Sur une « tarte d’artichaut et de truffe au Périgord », nous avons eu un Corton Charlemagne Louis Latour 1945 et deux bouteilles successives de Montrachet Diard 1949. Le Corton Charlemagne a un nez immense, d’une grande complexité. Le nez d’un des Montrachet était fermé, mais l’autre est certainement l’un des plus grands blancs que j’ai bus. Un poids, une intensité, et surtout une longueur immenses. Un vin à ne jamais oublier.
Sur un « homard en coque rôti, fumé aux châtaignes de Corrèze », nous avons eu un magnifique Gruaud Larose 1921 qui créait un accord parfait avec les châtaignes, et nous avons découvert le vin le plus surprenant du dîner : Malartic Lagravière 1916 qui dansait avec la chair du homard. Ce Malartic a la couleur d’un vin des années 80. En bouche, il a la jeunesse d’un vin des années 70, comme si le temps avait décidé de s’arrêter pendant plus d’un demi-siècle. Un vin de fruit et de générosité que beaucoup de convives ont placé en numéro un.
Sur un « bar au poireau et vin rouge », nous avons eu un Cheval Blanc 1934 et un Cheval Blanc 1945. La combinaison avec le poisson a été éblouissante. Qui le penserait ? Je considère que ce 1934 est une des plus grandes émotions que j’ai eues avec des vins de Bordeaux. Ce vin me parlait. Il me questionnait. Il me disait : « est-ce que vous m’aimez ? » Et je suis tout simplement tombé dans ses rets. Il me submergeait d’émotion, la légère acidité étant là pour prouver qu’il s’agissait d’un vin réel. Bien sûr, le 1945, si parfaitement fait, si authentiquement Cheval Blanc aurait été la star absolue de plus d’un repas. Mais ce soir là, c’était ce 1934 qui me parlait, m’envoûtait, me prenait en otage consentant. Je ne pense pas avoir eu dans les derniers six mois un Bordeaux de cette qualité. Comme Margaux 1934 a été l’éblouissement d’un autre repas (voir prochain bulletin), cela constitue un signe sur la valeur actuelle des 1934.

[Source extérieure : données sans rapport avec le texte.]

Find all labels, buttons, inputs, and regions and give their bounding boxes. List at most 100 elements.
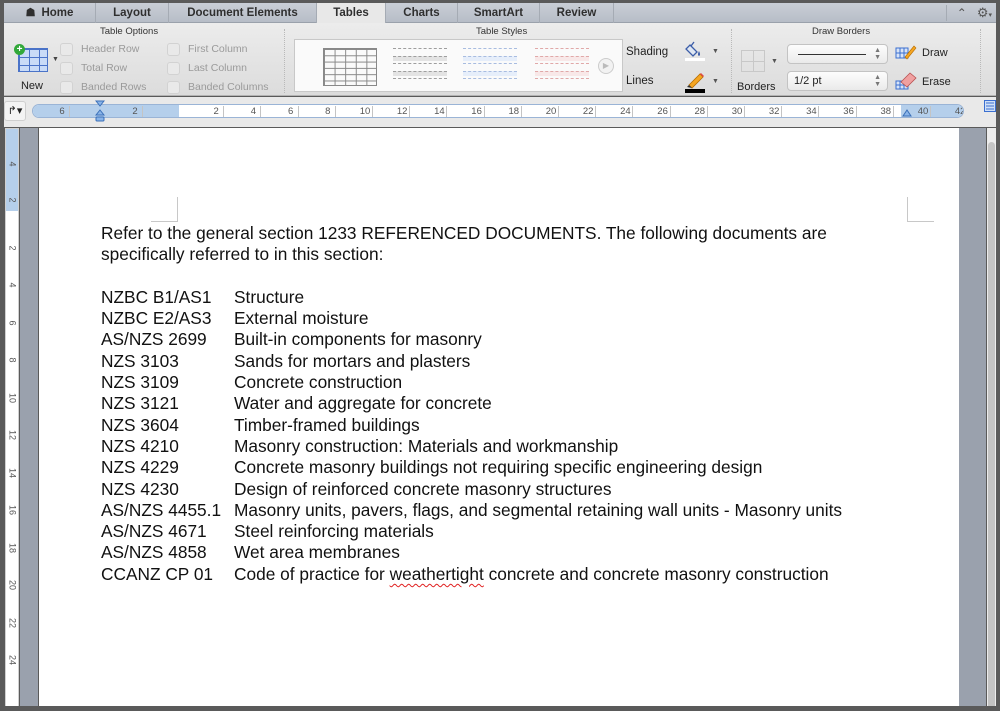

Sur un « carré de chevreuil rôti, dragées au chocolat sauce poivrade », nous attendions la star de ce dîner : Château Ausone 1900, que devait accompagner un magnum de Carbonnieux 1928. L’Ausone avait un mauvais nez de bouchon et malgré une décantation longue, ne l’avait pas perdu. En bouche, très acceptable, mais nous n’avions pas le mythe que nous attendions. L’accord avec la dragée au chocolat améliorait l’Ausone, et nous avons déchiffré religieusement ce qui était lisible du message. Avec la chair du chevreuil, le Carbonnieux brillait. La couleur était presque aussi jeune que celle du Malartic 1916, et le vin, sûr de lui, équilibré comme chacun des Carbonnieux 28 que j’ai bus, donnait l’impression à chaque convive qu’il s’agissait presque d’un vin familier, “ami de la famille”. S’il n’était si rare, on en ferait son ordinaire de perfection.
Sur une « truffe au chou en cocotte lutée » nous avons bu mon Haut-Brion chéri : Haut-Brion 1926, associé avec un partenaire redoutable : La Mission Haut-Brion 1961. Ce 1926 montrait quelques signes d’âge, mais on pouvait aisément reconnaître sa magique perfection, de velours et de rondeur. Alors qu’avec La Mission on aurait attendu une rupture de goût due à l’écart d’âge, pas du tout : le jeune athlète n’écrasait pas les seniors. On restait dans les mêmes registres de très haute qualité. Ces deux vins ont accompagné aussi un « Saint-nectaire » et une « Mimolette » de trois ans.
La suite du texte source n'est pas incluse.